E que medidas são essas? Por exemplo, “as entidades essenciais e importantes são responsáveis por garantir a segurança das redes e dos sistemas de informação, tomando as medidas técnicas, operacionais e organizativas adequadas para gerir os riscos que se colocam à segurança das redes e dos sistemas de informação que utilizam nas suas operações e para impedir ou minimizar o impacto de incidentes nos destinatários dos seus serviços e noutros serviços“. Caso não o façam, “os titulares dos órgãos de gestão, direção e administração podem responder por ação ou omissão, com dolo ou culpa grave“. E neste diploma há outra novidade: as “entidades essenciais e importantes” têm de passar a ter um responsável pela cibersegurança.
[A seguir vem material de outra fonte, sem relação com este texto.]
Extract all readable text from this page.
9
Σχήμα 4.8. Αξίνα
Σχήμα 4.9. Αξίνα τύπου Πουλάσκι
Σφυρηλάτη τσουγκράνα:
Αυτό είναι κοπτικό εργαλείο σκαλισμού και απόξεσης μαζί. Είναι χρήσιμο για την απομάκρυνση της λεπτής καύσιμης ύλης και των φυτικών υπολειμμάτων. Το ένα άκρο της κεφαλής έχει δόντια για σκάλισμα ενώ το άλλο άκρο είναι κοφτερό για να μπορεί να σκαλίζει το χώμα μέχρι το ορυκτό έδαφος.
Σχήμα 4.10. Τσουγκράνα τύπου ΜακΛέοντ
As coimas a aplicar às empresas e pessoas singulares incumpridoras das novas regras de cibersegurança por contraordenações muito graves são pesadas. No caso de uma entidade considerada “essencial”, podem ir de 2,5 milhões a dez milhões de euros ou a 2% do volume de negócios anual a nível mundial, e, no caso de uma pessoa singular, a coima é definida entre os 500 euros e os 250 mil euros. Já para as chamadas entidades “importantes”, a coima vai de 1,75 milhões a sete milhões de euros, num valor não inferior a 1,4% da faturação anual a nível mundial. No caso de a contraordenação ser praticada por uma pessoa singular, a coima pode ir dos 500 euros aos 250 mil euros. Os valores a aplicar nas contraordenações graves são, claro, inferiores.
Uma das soluções possíveis para minimizar custos para as empresas abrangidas, particularmente as de média dimensão, que não tinham até agora quaisquer obrigações, e criar valor económico associado a estas novas regras, é aceitar a existência de um novo mercado de certificação de cibersegurança, como existe com outras exigências regulatórias, nomeadamente de qualidade. As empresas devidamente qualificadas — e terão elas próprias de passar os testes das autoridades de cibersegurança — poderão passar certificados que atestam o cumprimento das novas exigências e isso significará, para as empresas que as recebem, também uma vantagem competitiva de mercado.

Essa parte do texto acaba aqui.